LE DICHIARAZIONI DI FERRARA SU SPOLETO

Premetto che a me Giorgio Ferrara che ha gestito il Festival di Spoleto per 13 anni, sta simpatico.

E voglio dire pure che nutro una profonda stima per l’arte di sua moglie Adriana Asti che è stata ed è tuttora una delle attrici che più di altri artisti rappresenta la storia dello spettacolo e della cultura italiana.

Punto.

Questo mi andava di dirlo, perché non sono riuscito a comunicarlo a loro alla fine dell’ultimo Festival sotto la sua direzione, perché Ferrara non era presente alla conferenza stampa, impegnato nelle ultime fasi dell’organizzazione.

E se vede questo video mi piacerebbe che lo sapesse.

Aripunto.

Poi però volevo fare una piccolissima riflessione su quello che abbiamo letto dai giornali sulle sue esternazioni ad Assisi pochi giorni fa.

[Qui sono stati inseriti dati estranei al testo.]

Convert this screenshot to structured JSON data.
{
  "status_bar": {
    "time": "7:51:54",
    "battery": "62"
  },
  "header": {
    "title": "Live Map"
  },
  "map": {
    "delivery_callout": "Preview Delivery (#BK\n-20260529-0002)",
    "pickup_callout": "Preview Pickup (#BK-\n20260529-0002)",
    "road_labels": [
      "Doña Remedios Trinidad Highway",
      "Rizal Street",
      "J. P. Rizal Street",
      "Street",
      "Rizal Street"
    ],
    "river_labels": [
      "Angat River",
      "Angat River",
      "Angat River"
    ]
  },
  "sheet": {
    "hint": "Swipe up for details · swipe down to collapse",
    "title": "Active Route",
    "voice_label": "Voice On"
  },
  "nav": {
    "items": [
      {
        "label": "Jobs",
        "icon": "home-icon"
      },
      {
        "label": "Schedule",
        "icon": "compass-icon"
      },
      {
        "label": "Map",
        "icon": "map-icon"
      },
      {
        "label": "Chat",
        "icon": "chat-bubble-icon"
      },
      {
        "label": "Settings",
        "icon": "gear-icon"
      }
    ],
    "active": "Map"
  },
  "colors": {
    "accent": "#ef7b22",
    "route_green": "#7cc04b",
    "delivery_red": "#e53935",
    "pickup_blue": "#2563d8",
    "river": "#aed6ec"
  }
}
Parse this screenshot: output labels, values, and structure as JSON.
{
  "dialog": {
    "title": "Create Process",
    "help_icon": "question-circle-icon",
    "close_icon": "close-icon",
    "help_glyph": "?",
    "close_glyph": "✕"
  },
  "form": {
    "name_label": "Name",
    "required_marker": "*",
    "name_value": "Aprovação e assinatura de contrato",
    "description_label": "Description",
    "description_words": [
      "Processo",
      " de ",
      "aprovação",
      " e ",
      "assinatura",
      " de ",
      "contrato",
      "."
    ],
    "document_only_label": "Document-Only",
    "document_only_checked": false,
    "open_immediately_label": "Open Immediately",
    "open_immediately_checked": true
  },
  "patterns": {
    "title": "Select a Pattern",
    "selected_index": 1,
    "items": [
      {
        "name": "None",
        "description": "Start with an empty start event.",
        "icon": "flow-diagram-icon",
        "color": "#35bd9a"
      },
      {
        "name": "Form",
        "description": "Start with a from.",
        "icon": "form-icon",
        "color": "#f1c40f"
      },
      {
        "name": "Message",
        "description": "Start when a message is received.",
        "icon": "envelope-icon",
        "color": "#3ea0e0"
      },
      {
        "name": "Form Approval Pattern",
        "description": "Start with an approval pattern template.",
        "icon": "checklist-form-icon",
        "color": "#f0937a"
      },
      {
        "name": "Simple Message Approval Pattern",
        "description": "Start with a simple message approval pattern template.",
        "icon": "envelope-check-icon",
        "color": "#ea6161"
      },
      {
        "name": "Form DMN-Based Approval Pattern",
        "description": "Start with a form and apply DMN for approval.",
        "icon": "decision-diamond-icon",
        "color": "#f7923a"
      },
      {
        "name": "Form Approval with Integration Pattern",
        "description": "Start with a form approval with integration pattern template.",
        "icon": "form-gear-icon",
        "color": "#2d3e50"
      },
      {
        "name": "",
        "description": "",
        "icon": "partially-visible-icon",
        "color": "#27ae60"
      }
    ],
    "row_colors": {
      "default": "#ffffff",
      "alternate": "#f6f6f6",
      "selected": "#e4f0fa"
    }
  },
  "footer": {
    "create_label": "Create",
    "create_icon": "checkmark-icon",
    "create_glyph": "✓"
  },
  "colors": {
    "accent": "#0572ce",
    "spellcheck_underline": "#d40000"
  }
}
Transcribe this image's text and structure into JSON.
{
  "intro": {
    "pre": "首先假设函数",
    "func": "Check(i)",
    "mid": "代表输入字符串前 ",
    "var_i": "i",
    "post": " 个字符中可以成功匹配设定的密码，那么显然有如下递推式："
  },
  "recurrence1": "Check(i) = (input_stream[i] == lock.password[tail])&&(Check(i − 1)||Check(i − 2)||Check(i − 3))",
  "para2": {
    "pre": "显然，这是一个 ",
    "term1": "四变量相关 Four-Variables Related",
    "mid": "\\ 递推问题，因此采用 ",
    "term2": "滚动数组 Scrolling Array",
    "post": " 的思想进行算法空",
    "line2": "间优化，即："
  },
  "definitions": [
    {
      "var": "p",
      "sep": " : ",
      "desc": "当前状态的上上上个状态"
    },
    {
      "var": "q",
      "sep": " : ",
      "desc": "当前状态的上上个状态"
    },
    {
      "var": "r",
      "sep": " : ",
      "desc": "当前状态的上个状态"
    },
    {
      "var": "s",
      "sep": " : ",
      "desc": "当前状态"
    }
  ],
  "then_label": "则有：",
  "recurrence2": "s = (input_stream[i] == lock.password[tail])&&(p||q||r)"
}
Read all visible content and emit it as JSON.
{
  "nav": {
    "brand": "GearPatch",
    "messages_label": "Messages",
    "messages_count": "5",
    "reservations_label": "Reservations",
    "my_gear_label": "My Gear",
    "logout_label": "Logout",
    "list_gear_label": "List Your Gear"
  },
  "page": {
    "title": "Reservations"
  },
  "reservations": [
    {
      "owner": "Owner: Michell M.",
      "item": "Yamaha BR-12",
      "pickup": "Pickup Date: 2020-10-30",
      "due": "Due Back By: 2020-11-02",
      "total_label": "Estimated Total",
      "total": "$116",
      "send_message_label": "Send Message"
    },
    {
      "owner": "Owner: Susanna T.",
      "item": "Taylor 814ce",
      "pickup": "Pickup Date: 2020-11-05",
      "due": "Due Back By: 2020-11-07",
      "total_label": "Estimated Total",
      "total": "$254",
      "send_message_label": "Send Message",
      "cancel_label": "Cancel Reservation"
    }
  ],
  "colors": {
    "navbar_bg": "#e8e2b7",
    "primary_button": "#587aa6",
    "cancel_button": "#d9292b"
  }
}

Se ho capito bene e se non ci sono infiocchettature giornalistiche e non vedo perché ci dovrebbero essere, l’ex Direttore Artistico Giorgio Ferrara, ha rilasciato delle dichiarazioni che a mio avviso mostrano una lontananza affettiva sia dal Festival che dalla città di Spoleto, che trovo difficile da capire e da condividere.

Esternazioni che probabilmente hanno lo scopo di aprire a lui nuove possibilità nel mondo dell’organizzazione di grandi manifestazioni, ma io avrei apprezzato che questo si fosse fatto in maniera più elegante.

Che Spoleto è un posto strano lo sappiamo tutti.

Entrare nella vibrazione di questa città non è facile, lo so anche io.

Che Spoleto merita un amore incondizionato per alcuni me compreso, ma può causare anche un senso di distacco è sicuro.

Ma dopo che per 13 anni la città ha vissuto nella speranza di veder crescere la sua maggiore manifestazione culturale, affidandone lo sviluppo proprio a lui, io mi sarei aspettato dal Direttore Artistico uscente, meno freddezza e meno astio.

E questo senza voler difendere la posizione di chi pensa che la politica possa e debba gestire la nostra manifestazione, anzi, però le dichiarazioni del Maestro Ferrara che arrivò a Spoleto in un periodo in cui la politica voleva fortemente dire la sua, io le ho trovate diciamo “Ineleganti”.

Se poi quello che ho letto dai giornali, io ad Assisi non c’ero, non è corretto, sarei contento di conoscere la versione giusta.

Ho avuto modo di incontrare la signora Monique Veaute che ha preso in mano le redini del Festival e se ne occuperà per i prossimi 5 anni.

Mi sembra una persona che si rende perfettamente conto delle potenzialità della manifestazione, che non sono state tutte completamente espresse e per sua dichiarazione non vorrebbe sprecare questa opportunità per poca energia profusa nel gestirla.

Speriamo bene. Speriamo in grandi risultati. Speriamo che verrà riconosciuto alla città il rispetto che merita.

E io sono sicuro che stavolta sarà così.

Buon lavoro alla nuova direttrice e alla sua squadra di professionisti che sono già al lavoro e auguri al Maestro Ferrara di trovare un posto dove potrà sentirsi più a casa.

Un saluto anche alla grande Adriana Asti.

In teatro non si dice buona fortuna, ma Tanta Merda. Sembra un’offesa, ma è l’augurio che i teatranti si scambiano.

L’augurio nasce quando a teatro si andava a cavallo in carrozza. Tanti spettatori, tanti cavalli, tanta merda.

E allora tanta Merda Maestro Ferrara.